15
votes

In particular, if I say

rdd3 = rdd1.join(rdd2)

then when I call rdd3.collect, depending on the Partitioner used, either data is moved between nodes partitions, or the join is done locally on each partition (or, for all I know, something else entirely). This depends on what the RDD paper calls "narrow" and "wide" dependencies, but who knows how good the optimizer is in practice.

Anyways, I can kind of glean from the trace output which thing actually happened, but it would be nice to call rdd3.explain.

Does such a thing exist?

2

2 Answers

19
votes

I think toDebugString will appease your curiosity.

scala> val data = sc.parallelize(List((1,2)))
data: org.apache.spark.rdd.RDD[(Int, Int)] = ParallelCollectionRDD[8] at parallelize at <console>:21

scala> val joinedData = data join data
joinedData: org.apache.spark.rdd.RDD[(Int, (Int, Int))] = MapPartitionsRDD[11] at join at <console>:23

scala> joinedData.toDebugString
res4: String =
(8) MapPartitionsRDD[11] at join at <console>:23 []
 |  MapPartitionsRDD[10] at join at <console>:23 []
 |  CoGroupedRDD[9] at join at <console>:23 []
 +-(8) ParallelCollectionRDD[8] at parallelize at <console>:21 []
 +-(8) ParallelCollectionRDD[8] at parallelize at <console>:21 []

Each indentation is a stage, so this should run as two stages.

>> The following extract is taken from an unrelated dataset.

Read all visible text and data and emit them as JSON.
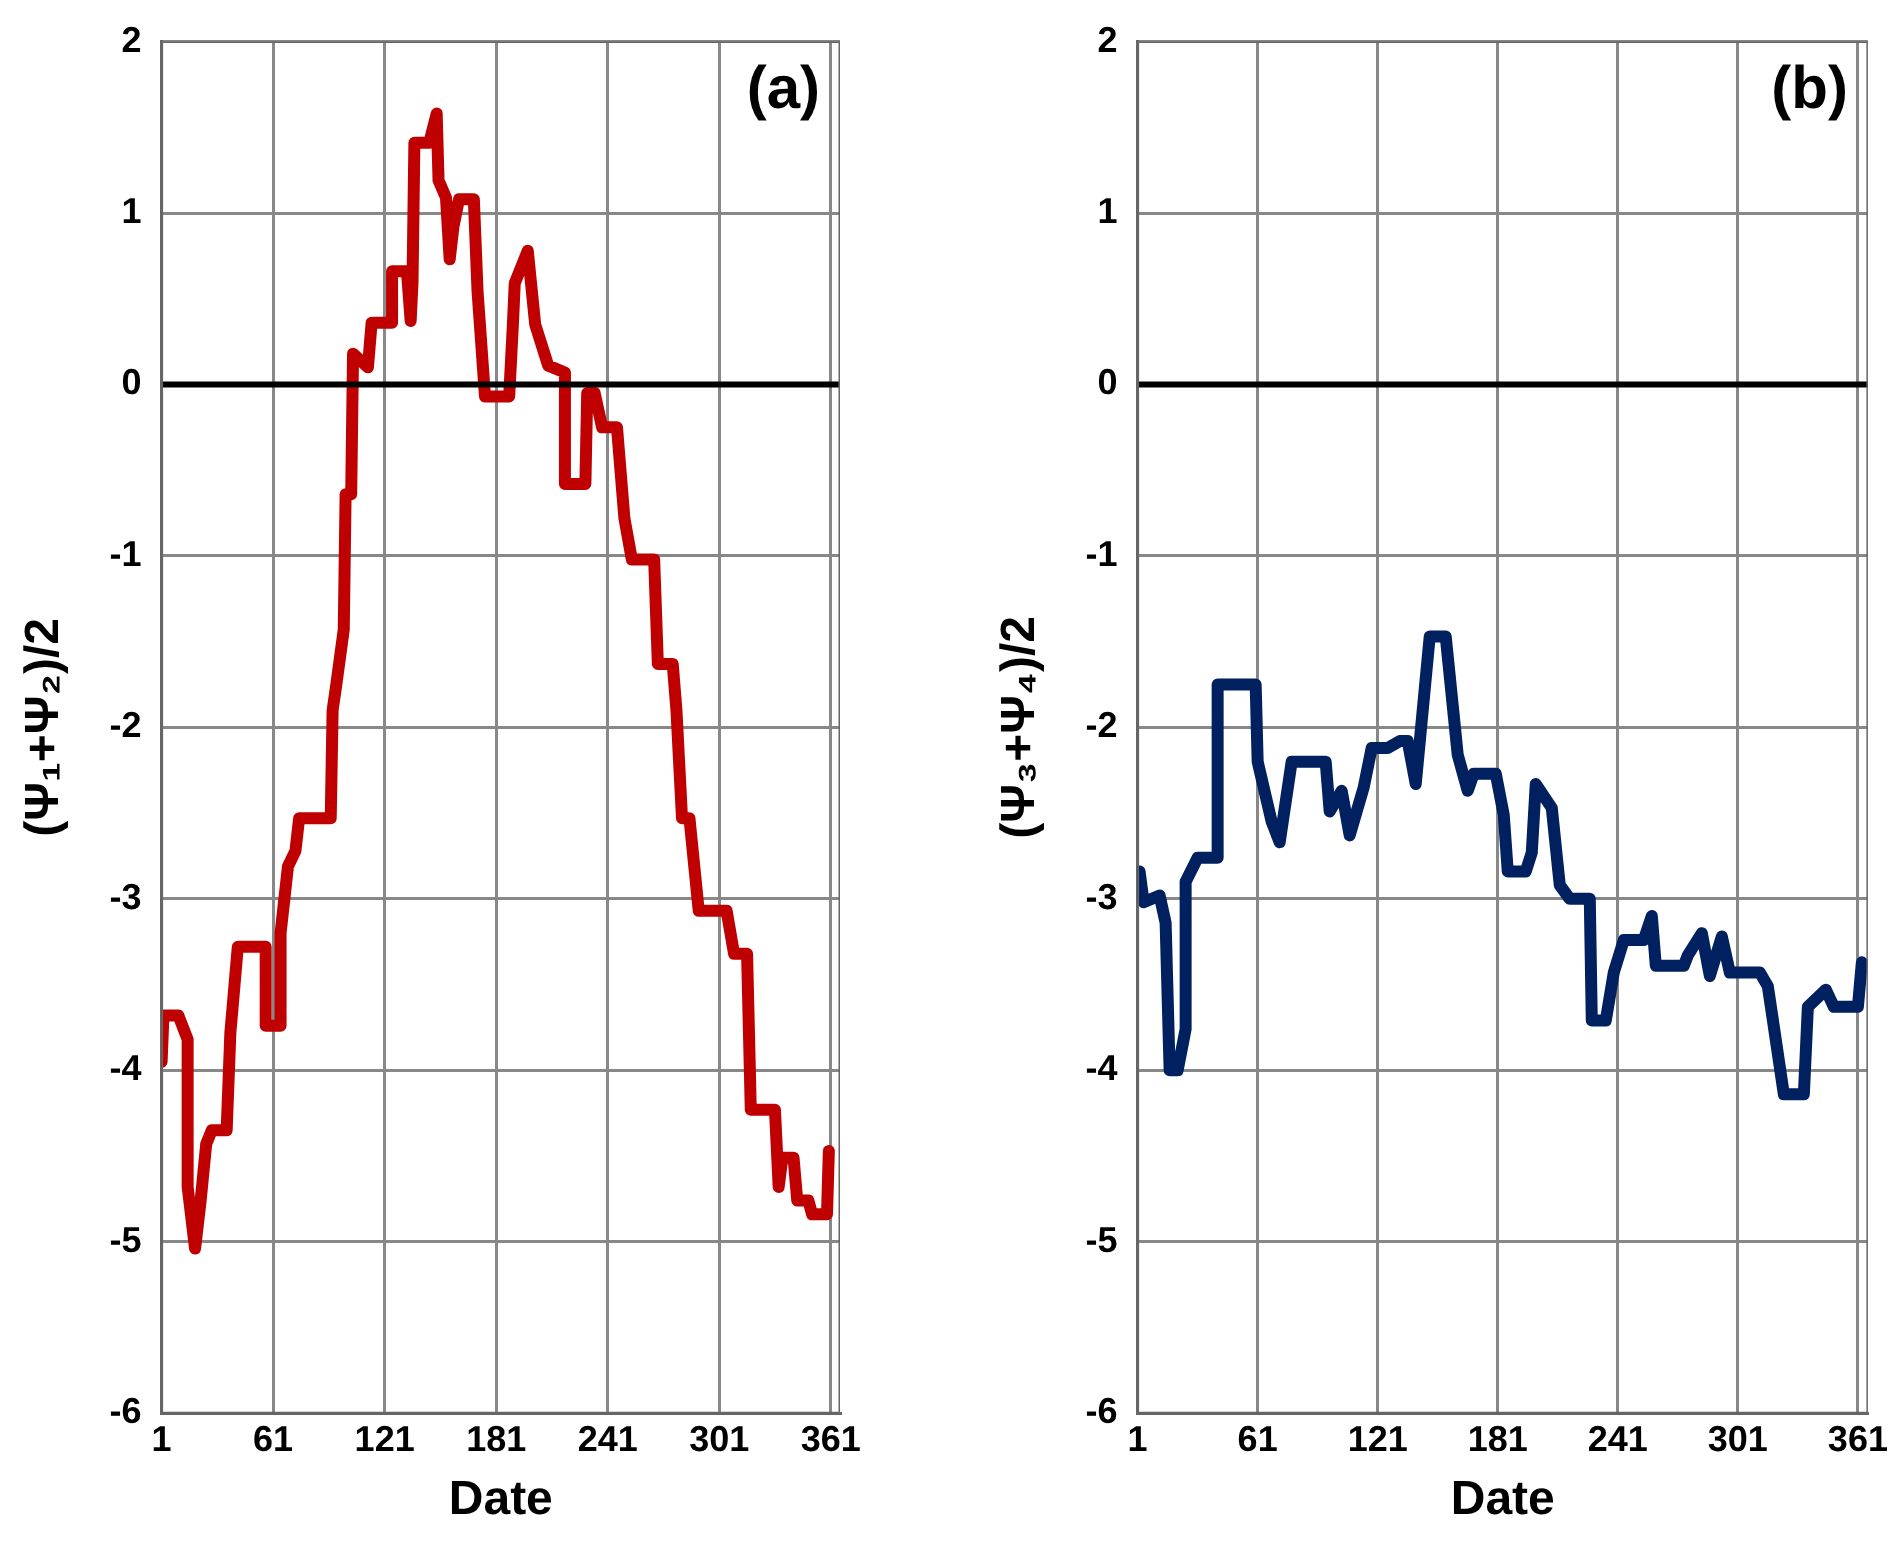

Also, the optimizer is fairly decent, however I would suggest using DataFrames if you are using 1.3+ as the optimizer there is EVEN better in many cases:)

1
votes

I would use Spark UI (the web page the spark context used to serve) instead of toDebugString whenever I can. Much easier to comprehend, and a bit more information (and less glitches according my very limited experience). Also, Spark UI shows the number of Tasks and their input and output sizes for each Stage, which helps figuring out what it does.

Besides, there's very little information shown in both of them. Mostly just a graph of boxes saying MapPartitionsRDD [12] and such, which doesn't tell much about what that step actually does. (For WholeStageCodegen boxes the DEBUG log under org.apache.spark.sql.execution contains the generated code at least. But there's no any kind of ID logged to pair them with what you see on Spark UI.)